In what ways was the Steans Center involved with your course?

The Steans Center established my initial contact with the community organization, has supported our work through student internships and faculty fellowships, and provided a resource for  discussing ideas and best practices.

What do you consider to be the impact of teaching with service-learning on your students?

Many students tell me that the GEO133 course is the most influential they took at DePaul. They often comment that for an institution that preaches urban engagement and community service, it is only a CbSL course that gets them outside of the Loop/Lincoln Park, to encounter other people and parts of Chicago.

What do you consider to be the impact of teaching with service-learning on you?

I’ve learned a lot about parts of Chicago I would not typically have been engaged with. Most of all, however, it has been an amazing experience to have a long-term partnership with a community organization, getting to know the people and the place, the issues that they face, and to be able to bring these into classrooms.

Please share a story about your service-learning course?

One of the most negative was in 2006, when one community member became increasingly hostile towards our work in Pilsen and GEO 133. He threatened me, left abusive messages on my phone, confronted me aggressively at a presentation I was making at the local public library about our service learning project, and even called a conference where I was presenting a paper about service learning, stating he would be coming to disrupt the session and that I was a liar. In the end, he decided to turn his attentions elsewhere. I fondly remember speaking with community members protesting on a cold November evening, and being given cups of hot, sweet, cinnamon atole de avena. Most of all, however, what stands out is the number of students who have declared my GEO 133 course (which despite the number, mostly enrolls seniors) the most important that they have taken at DePaul.

Have you derived any scholarly publications, etc. from your service-learning/community engagement work?

  • Curran, Winifred; Hague, Euan and Jersha, Mike (2013) The Pilsen Building Inventory: The Changing State of Gentrification, Department of Geography, DePaul University.

  • Hague, Euan and Curran, Winifred (2013) “Housing Development and Community Destabilization in Pilsen” AREA-Chicago, no.13, p.54.

  • Curran, Winifred and Hague, Euan (2013) “Students and Sit-ins at Whittier Elementary School,” AREA-Chicago, no.13, p.55.

  • Hague, Euan (2012) “18th and Peoria,” AREA-Chicago, no.12, p.22-23.
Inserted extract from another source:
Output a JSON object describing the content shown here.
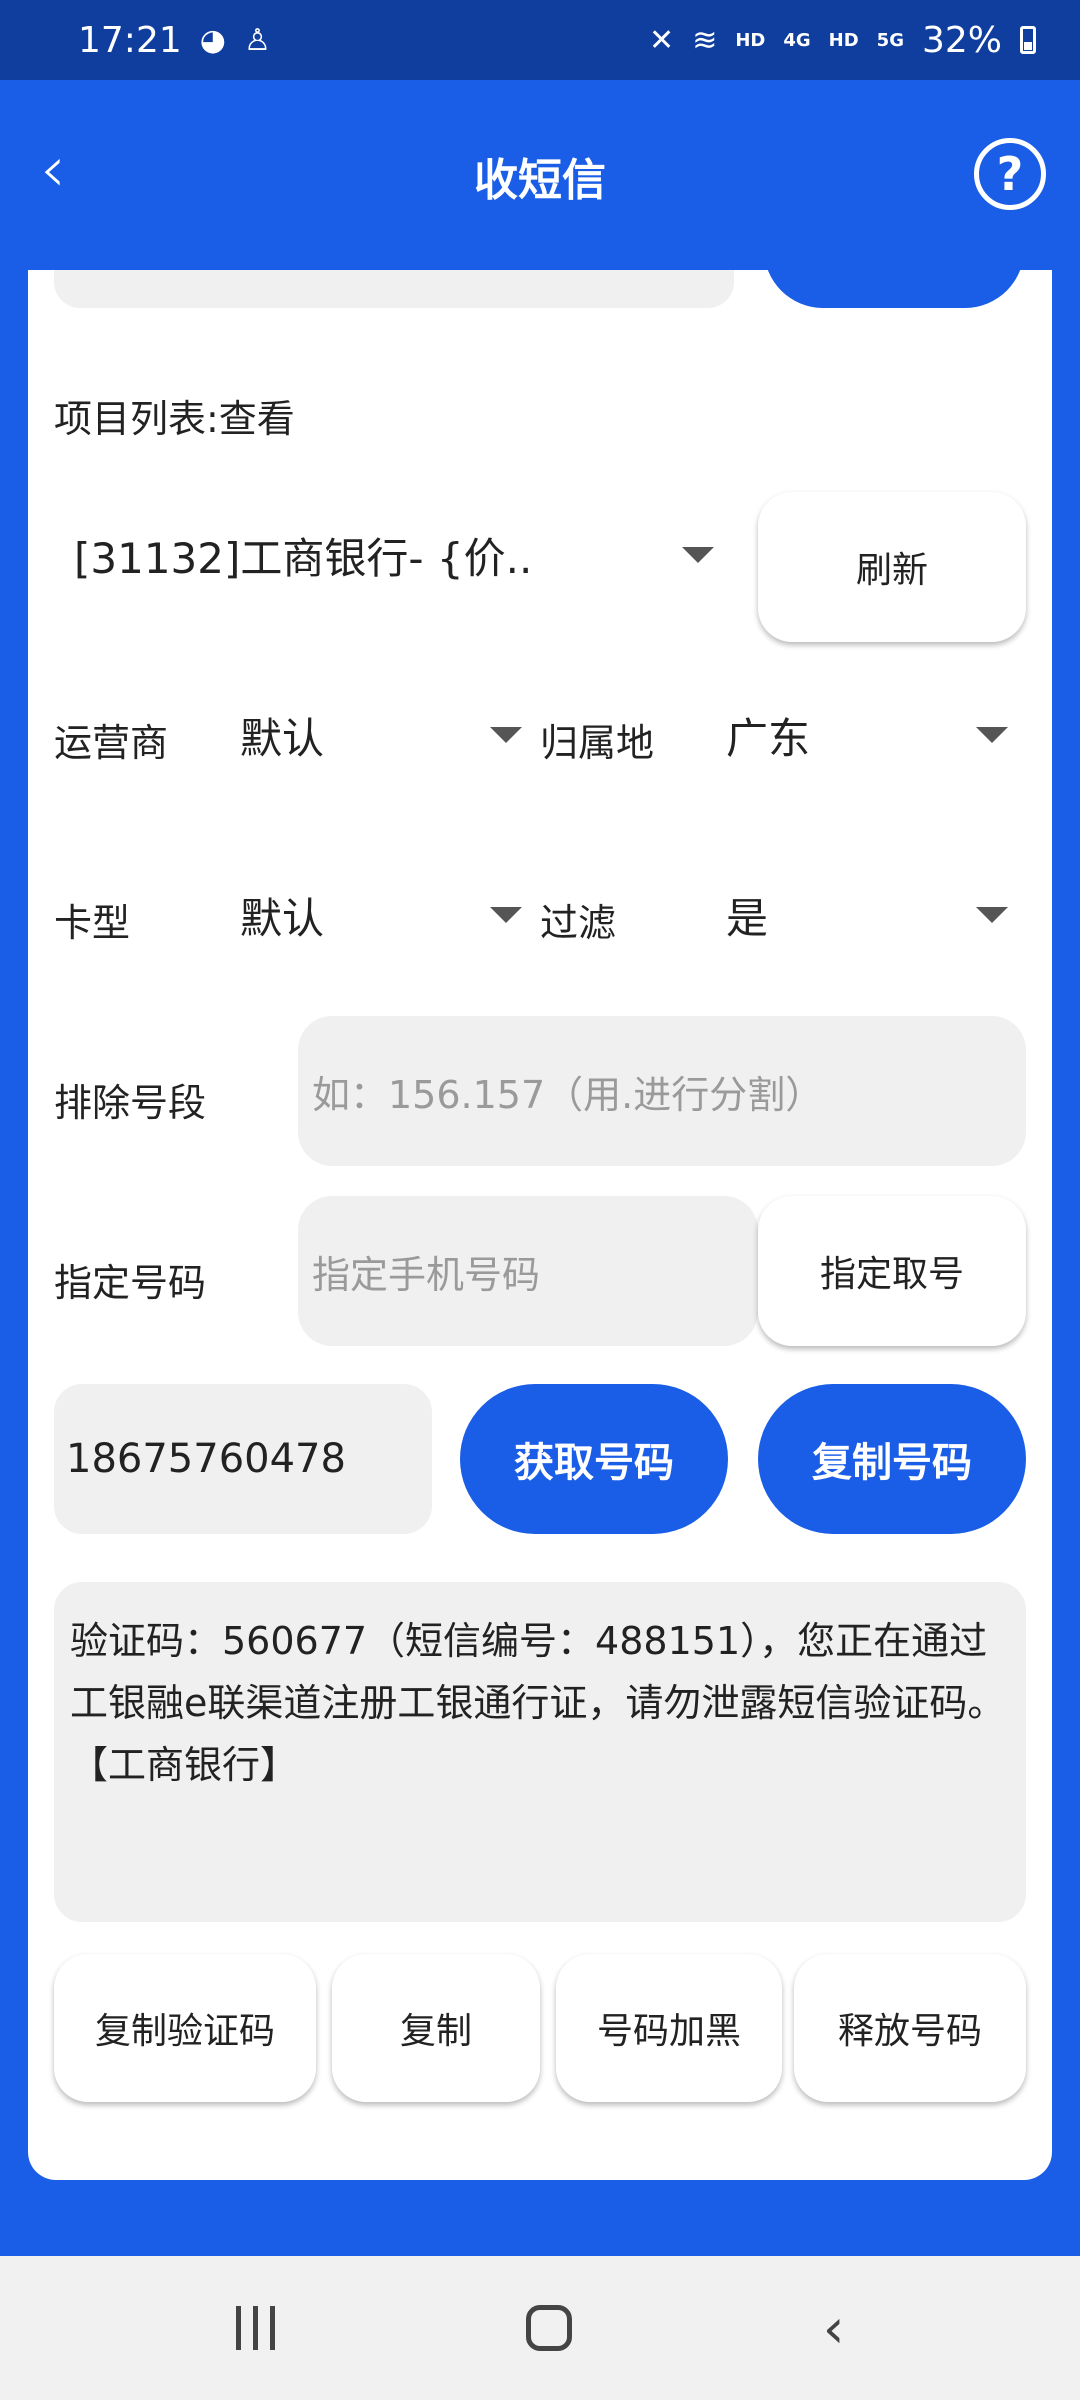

  • Hague, Cliff; Hague, Euan and Breitbach, Carrie (2011) Regional and Local Economic Development, Palgrave Macmillan, chp. 13 “Skills for regional and local economic development”.

  • Hague, Euan; Curran, Winifred and Pilsen Alliance (2008) Contested Chicago – Pilsen and Gentrification / Pilsen y el aburguesamiento: Una lucha para conservar nuestra comunidad,

  • Curran, Winifred; Hague, Euan and Gill, Harpreet (2007) “Practicing Active Learning: Introducing Urban Geography and Engaging Community in Pilsen, Chicago,” in Nila Ginger Hofman and Howard Rosing (ed.) Pedagogies of Praxis: Course-Based Action Research in the Social Sciences, Anker Publishing, Bolton, MA, 79-94.
  • Hague, Euan (2006) “Service Learning in Pilsen, Chicago,” in Richard P. Greene, Mark J. Bouman and Dennis Grammenos (ed.) Chicago’s Geographies – Metropolis for the 21st Century, Association of American Geographers, Washington D.C., 264-267.
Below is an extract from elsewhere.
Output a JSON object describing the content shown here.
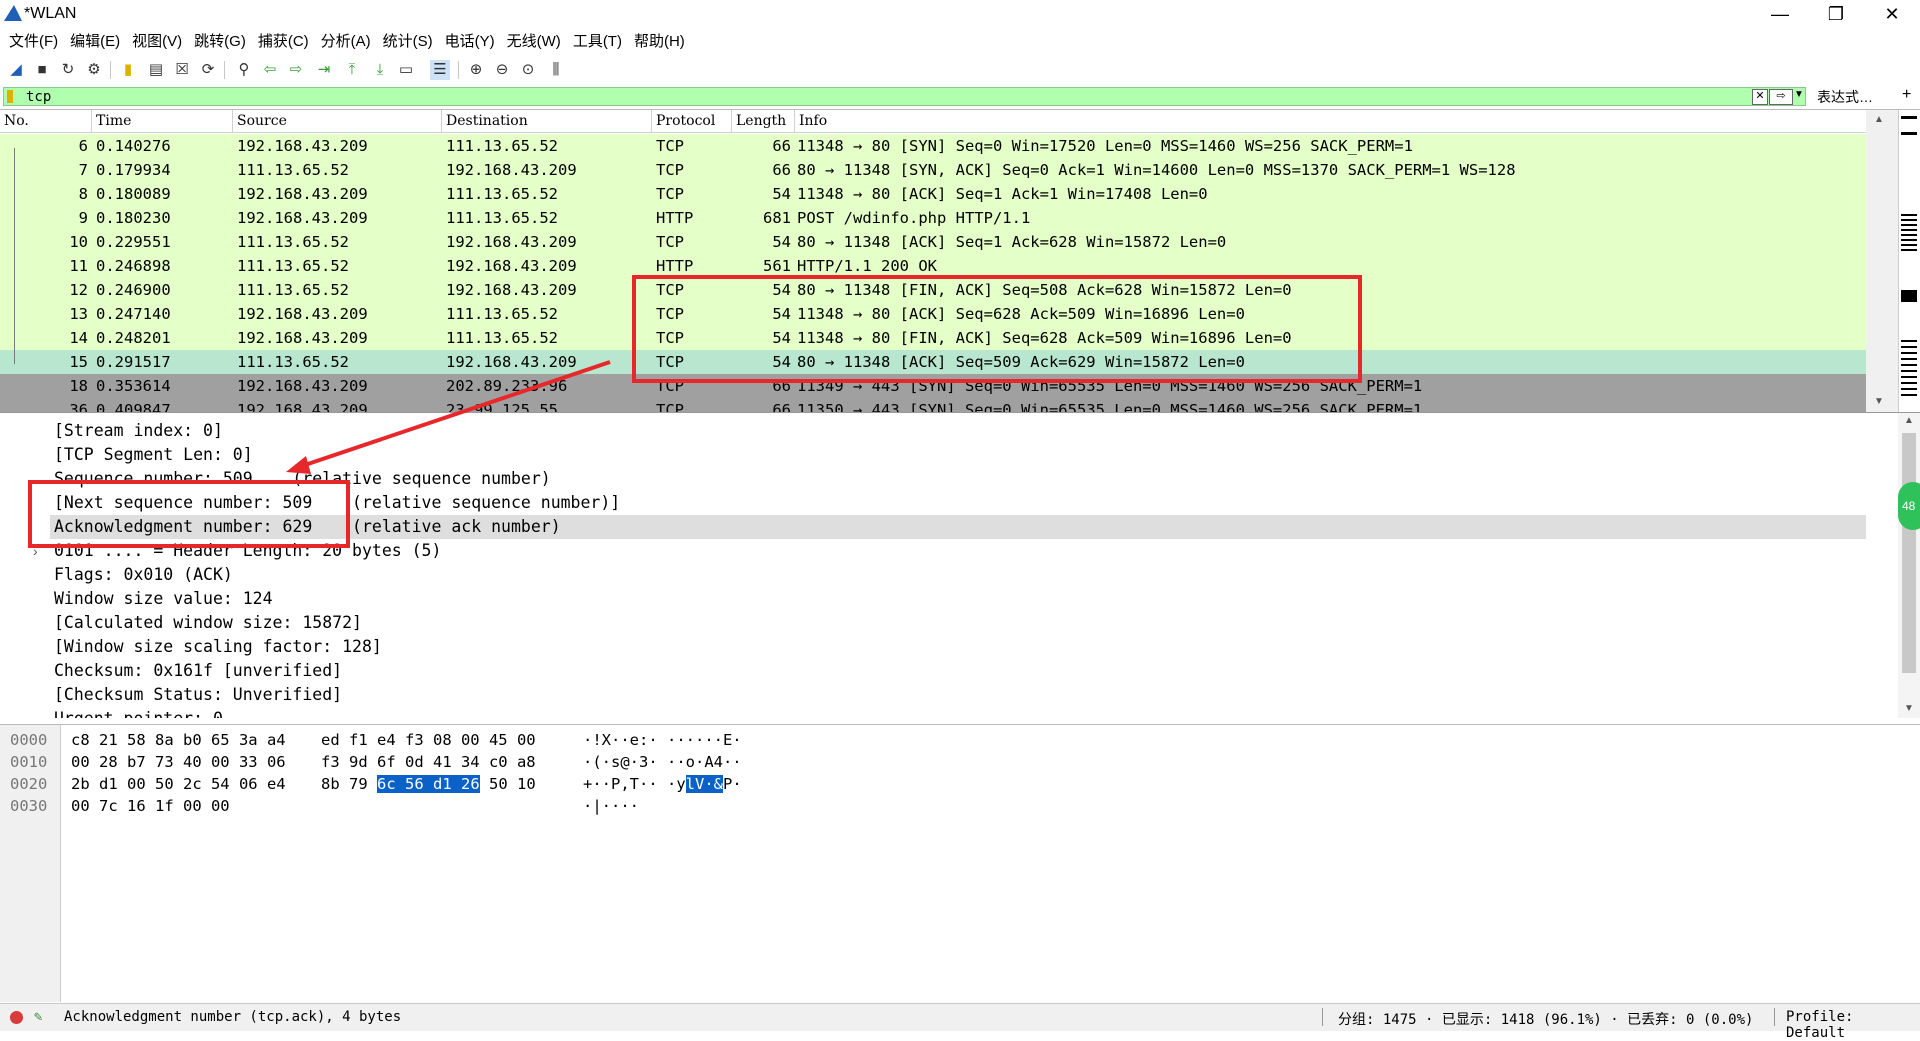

  • Curran, Winifred and Hague, Euan (2006) The Pilsen Building Inventory Project, Department of Geography, DePaul University.

  • Hague, Euan (2005) “Tax Increment Financing – an ongoing contest over urban land use in Pilsen, Chicago,” Urban Geography Specialty Group Newsletter, vol. 26 (3) 7-9.

What advice would you give to faculty considering using service-learning in their course(s)?

Be prepared to change your curriculum. What you expect to happen often never does! Be able to adapt, work with the community and students in different ways.